- Supreme Court of the United States

Argued January 9, 2012 Decided April 18, 2012
- Full case name: David Kappos, Undersecretary of Commerce for Intellectual Property and Director, United States Patent and Trademark Office v. Gilbert P. Hyatt
- Docket no.: 10-1219
- Citations: 566 U.S. 431 (more) 132 S. Ct. 1690; 182 L. Ed. 2d 704; 2012 U.S. LEXIS 3107; 80 U.S.L.W. 4333; 102 U.S.P.Q.2d 1337
- Argument: Oral argument

Case history
- Prior: Decision against petitioner, unreported (BPAI 2001); summary judgement for defendant sub nom. Hyatt v. Dudas, 2006 WL 4606037 (D.D.C. 2005); affirmed sub nom. Hyatt v. Doll, 576 F.3d 1246 (Fed. Cir. 2009); vacated and remanded on en banc rehearing, 625 F.3d 1320 (Fed.
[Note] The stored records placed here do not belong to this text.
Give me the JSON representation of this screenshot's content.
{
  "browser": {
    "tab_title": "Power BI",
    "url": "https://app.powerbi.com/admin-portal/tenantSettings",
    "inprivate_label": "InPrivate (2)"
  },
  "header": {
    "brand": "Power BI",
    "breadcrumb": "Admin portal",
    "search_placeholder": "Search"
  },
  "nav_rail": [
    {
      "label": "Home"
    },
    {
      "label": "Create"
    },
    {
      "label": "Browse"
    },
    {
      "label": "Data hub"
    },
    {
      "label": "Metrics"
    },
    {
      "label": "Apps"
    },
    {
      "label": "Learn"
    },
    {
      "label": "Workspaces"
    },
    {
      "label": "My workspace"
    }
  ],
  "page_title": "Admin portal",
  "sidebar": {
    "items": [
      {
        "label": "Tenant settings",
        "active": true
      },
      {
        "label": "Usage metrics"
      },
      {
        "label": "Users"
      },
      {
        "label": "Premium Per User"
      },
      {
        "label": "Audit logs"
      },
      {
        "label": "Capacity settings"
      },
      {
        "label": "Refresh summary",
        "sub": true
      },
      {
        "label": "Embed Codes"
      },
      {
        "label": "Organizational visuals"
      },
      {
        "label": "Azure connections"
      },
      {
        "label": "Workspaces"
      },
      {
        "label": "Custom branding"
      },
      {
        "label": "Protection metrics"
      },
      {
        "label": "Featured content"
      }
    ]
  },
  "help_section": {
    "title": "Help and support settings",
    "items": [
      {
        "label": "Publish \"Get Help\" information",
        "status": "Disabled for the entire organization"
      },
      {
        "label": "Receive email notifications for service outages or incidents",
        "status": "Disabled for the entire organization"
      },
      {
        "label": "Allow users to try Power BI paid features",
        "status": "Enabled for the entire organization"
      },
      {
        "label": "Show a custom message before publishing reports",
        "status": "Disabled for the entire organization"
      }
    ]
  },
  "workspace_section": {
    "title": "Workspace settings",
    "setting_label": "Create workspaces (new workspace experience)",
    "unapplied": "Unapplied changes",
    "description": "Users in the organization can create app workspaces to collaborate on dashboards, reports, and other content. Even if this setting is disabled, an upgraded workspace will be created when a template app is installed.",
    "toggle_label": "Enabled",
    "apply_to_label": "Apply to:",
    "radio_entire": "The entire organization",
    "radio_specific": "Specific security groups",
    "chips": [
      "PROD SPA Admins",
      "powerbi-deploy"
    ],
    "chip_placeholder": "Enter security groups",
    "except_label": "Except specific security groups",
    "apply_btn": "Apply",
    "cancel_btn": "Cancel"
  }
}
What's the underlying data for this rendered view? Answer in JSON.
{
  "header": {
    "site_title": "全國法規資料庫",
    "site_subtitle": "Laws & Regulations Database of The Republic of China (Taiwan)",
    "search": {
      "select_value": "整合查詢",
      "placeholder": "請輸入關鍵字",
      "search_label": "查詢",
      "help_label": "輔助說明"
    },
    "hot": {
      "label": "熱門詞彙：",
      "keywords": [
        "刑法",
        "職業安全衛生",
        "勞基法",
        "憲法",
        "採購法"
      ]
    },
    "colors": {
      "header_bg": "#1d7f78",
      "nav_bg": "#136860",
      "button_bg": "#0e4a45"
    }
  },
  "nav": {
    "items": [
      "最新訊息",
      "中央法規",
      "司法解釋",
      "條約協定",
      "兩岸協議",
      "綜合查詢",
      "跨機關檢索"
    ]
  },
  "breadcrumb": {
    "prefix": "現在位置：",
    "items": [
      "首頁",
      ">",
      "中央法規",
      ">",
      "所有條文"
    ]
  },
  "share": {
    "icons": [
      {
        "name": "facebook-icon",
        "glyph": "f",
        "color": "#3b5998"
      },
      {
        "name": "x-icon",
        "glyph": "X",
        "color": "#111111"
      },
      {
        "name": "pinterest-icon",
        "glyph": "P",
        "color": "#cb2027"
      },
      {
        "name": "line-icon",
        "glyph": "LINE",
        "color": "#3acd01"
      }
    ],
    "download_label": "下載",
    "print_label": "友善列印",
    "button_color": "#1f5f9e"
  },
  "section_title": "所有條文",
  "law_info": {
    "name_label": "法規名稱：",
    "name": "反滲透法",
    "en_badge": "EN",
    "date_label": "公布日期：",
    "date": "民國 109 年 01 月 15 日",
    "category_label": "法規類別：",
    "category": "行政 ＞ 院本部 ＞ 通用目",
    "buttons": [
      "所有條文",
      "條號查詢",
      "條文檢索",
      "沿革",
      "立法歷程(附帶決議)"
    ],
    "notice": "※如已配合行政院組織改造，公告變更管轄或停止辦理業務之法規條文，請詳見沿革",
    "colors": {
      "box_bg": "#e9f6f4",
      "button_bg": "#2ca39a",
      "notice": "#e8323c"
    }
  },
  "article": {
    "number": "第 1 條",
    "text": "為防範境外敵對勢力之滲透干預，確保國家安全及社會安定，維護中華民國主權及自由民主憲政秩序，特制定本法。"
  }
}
Cir. 2010); certiorari granted, 131 S.Ct. 3064 (2011)

Holding
- There are no limitations on a plaintiff's ability to introduce new evidence in a §145 proceeding other than those in the Federal Rules of Evidence and the Federal Rules of Civil Procedure

Court membership
- Chief Justice John Roberts Associate Justices Antonin Scalia · Anthony Kennedy Clarence Thomas · Ruth Bader Ginsburg Stephen Breyer · Samuel Alito Sonia Sotomayor · Elena Kagan

Case opinions
- Majority: Thomas, joined by unanimous
- Concurrence: Sotomayor, joined by Breyer

Laws applied
- 35 U.S.C. § 145

= Kappos v. Hyatt =

Kappos v. Hyatt, 566 U.S. 431 (2012), was a case decided by the Supreme Court of the United States that held that there are no limitations on a plaintiff's ability to introduce new evidence in a §145 proceeding other than those in the Federal Rules of Evidence and the Federal Rules of Civil Procedure.

The petitioner in the case was David Kappos, who was then serving as Director of the United States Patent and Trademark Office (USPTO).